L’ultima parte del libro è dedicata a Marx e Freud, che anticiparono i tempi indicando la via maestra dell’essere affinché l’uomo e soprattutto chi vive in prima persona le contraddizioni del sistema fondato sull’avere possa raggiungere uno stato esistenziale dignitoso per sé, per gli altri e per l’ambiente.
Fromm indica infine come avviarsi alla scelta dell’essere e quali comportamenti assumere perché si possa arrivare alla personale liberazione da quei pregiudizi e/o convinzioni che sembrano naturali ma che invece provengono dalla tradizione, dal sistema economico produttivo che inducono alla formazione di un carattere sociale utile al consumismo e all’arricchimento di pochi, un sistema questo che sta comportando il rischio concreto e a breve termine della distruzione dell’ecosistema.
Nel suo richiamo alle condotte da assumere per salvare se stessi e gli altri si avverte il misticismo di Maestro Eckhart[4], teologo molto apprezzato da Fromm che già nel XIII secolo ammoniva i cristiani a non coltivare desideri di possesso di beni terreni e ad uscire dalle maglie dell’egocentrismo per potere autenticamente cogliere il messaggio evangelico.

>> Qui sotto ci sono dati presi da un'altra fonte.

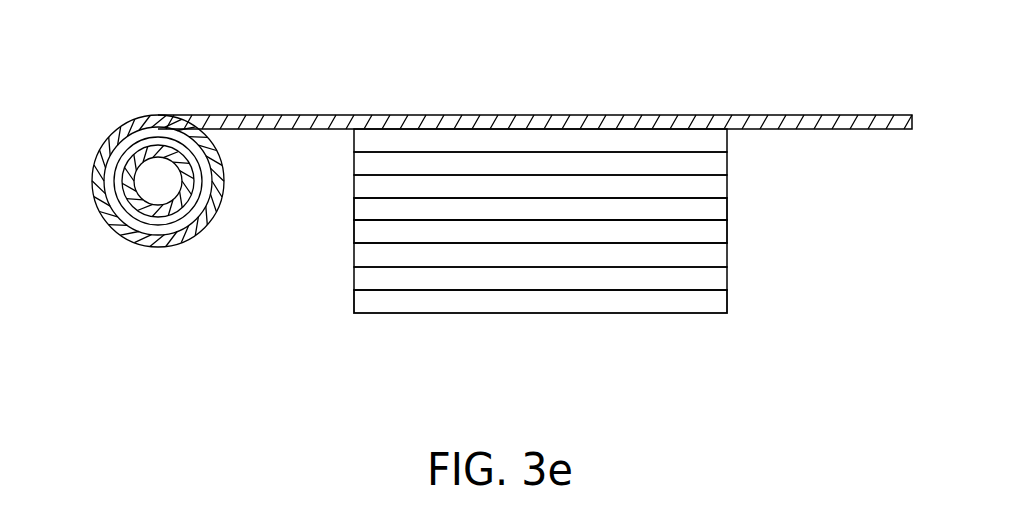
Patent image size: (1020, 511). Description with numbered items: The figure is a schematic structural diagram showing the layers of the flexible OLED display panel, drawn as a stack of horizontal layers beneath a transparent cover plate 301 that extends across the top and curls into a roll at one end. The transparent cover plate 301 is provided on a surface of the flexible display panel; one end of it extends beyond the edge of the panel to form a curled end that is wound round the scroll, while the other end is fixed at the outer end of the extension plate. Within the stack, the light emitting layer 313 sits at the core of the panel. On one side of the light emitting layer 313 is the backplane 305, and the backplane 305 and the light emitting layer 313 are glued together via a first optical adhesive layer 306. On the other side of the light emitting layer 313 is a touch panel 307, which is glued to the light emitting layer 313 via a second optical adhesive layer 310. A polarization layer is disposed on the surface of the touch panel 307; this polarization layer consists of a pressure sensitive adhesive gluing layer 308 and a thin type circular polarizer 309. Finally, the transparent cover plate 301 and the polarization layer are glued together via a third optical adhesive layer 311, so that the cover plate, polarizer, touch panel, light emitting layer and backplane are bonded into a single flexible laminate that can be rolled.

The transparent cover plate 301 is at (540, 115).
The backplane 305 is at (354, 303).
The first optical adhesive layer 306 is at (727, 282).
The touch panel 307 is at (354, 208).
The pressure sensitive adhesive gluing layer 308 is at (727, 188).
The thin type circular polarizer 309 is at (354, 160).
The second optical adhesive layer 310 is at (727, 235).
The third optical adhesive layer 311 is at (727, 140).
The light emitting layer 313 is at (354, 255).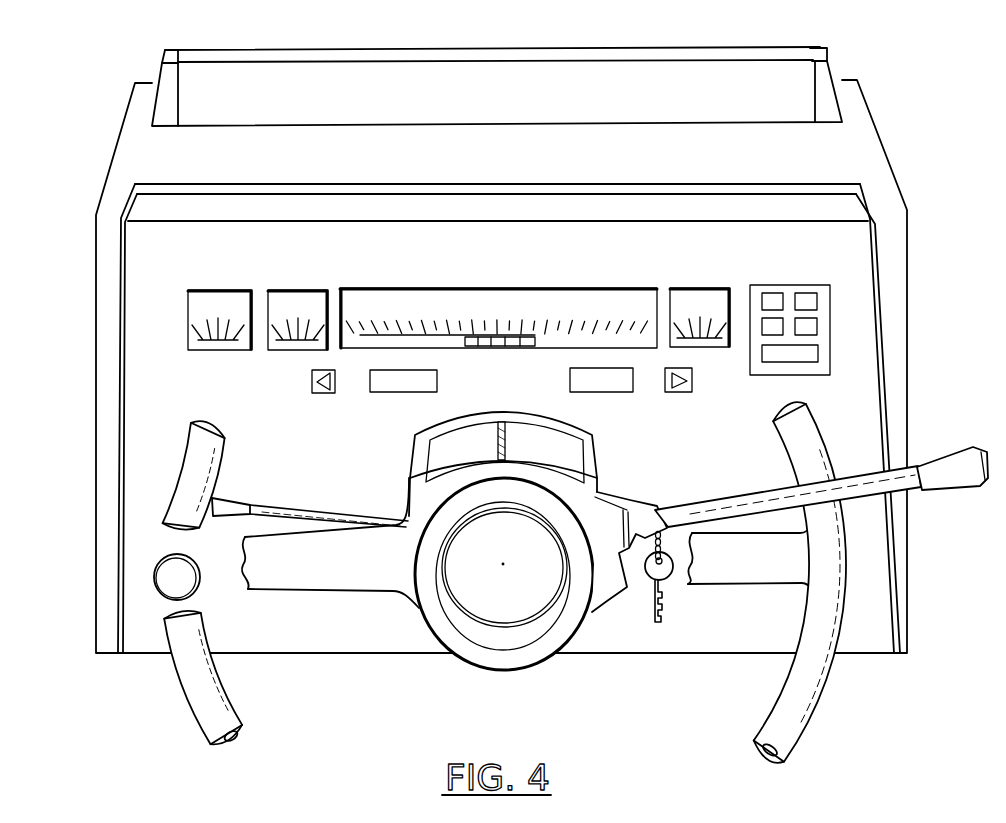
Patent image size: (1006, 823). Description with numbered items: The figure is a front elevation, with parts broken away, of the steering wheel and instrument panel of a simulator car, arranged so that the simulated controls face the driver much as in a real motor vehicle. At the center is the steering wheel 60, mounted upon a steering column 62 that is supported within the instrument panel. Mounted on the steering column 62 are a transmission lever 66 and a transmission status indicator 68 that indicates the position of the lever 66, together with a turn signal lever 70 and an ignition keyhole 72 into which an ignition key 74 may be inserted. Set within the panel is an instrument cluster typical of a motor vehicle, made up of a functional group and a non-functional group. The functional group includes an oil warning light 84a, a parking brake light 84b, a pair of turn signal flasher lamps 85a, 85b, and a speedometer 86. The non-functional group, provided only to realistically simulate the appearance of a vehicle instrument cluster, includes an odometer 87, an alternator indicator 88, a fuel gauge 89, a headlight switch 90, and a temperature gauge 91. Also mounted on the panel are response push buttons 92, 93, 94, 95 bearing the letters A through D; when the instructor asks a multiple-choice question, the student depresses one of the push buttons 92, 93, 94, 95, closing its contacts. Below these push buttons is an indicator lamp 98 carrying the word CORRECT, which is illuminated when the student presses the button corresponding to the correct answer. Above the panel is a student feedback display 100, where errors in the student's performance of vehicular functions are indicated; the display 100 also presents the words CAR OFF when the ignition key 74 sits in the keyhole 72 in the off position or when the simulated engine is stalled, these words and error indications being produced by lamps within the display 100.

Sarebbero da citare tutti i comportamenti virtuosi che secondo Fromm dovremmo assumere perché si arresti il processo di disumanizzazione cui porta la brama dell’avere, ma almeno tre vorrei offrirli all’attenzione dei lettori:
“- Amore e rispetto per la vita in tutte le sue manifestazioni, con la consapevolezza che non le cose, il potere e tutto ciò che è morto, bensì la vita e tutto quanto pertiene alla sua crescita hanno carattere sacro.
– Avvertire la propria unicità con ogni forma di vita, e quindi rinunciare al proposito di conquistare la natura, di sottometterla, sfruttarla, violentarla, distruggerla, tentando invece di capirla e di collaborare con essa.
– Far propria una libertà che non sia arbitrarietà, ma equivalga alla possibilità di essere se stessi, intendendo con questo non già un coacervo di desideri e brame di possesso, bensì una struttura di delicato equilibrio tra crescita o declino, tra vita e morte.”[5]
[1] Erich Fromm, Avere o essere, Mondadori editore, Milano 1978 (3 ediz.), pag. 112
[2] Ibidem, pag. 120
[3] Ibidem, pag. 258
[4] Fu figura importante dell’ordine domenicano e il massimo rappresentante del misticismo in Germania. Visse tra il 1260 e il 1327. Fu attento studioso dei testi sacri e di teologia e mise in evidenza la necessità di spogliarsi di ogni desiderio affidando la propria attività alla conoscenza di Dio, intesa però non come “possesso” ma come percorso che porta ad un autentico amore di Dio e della sua Parola.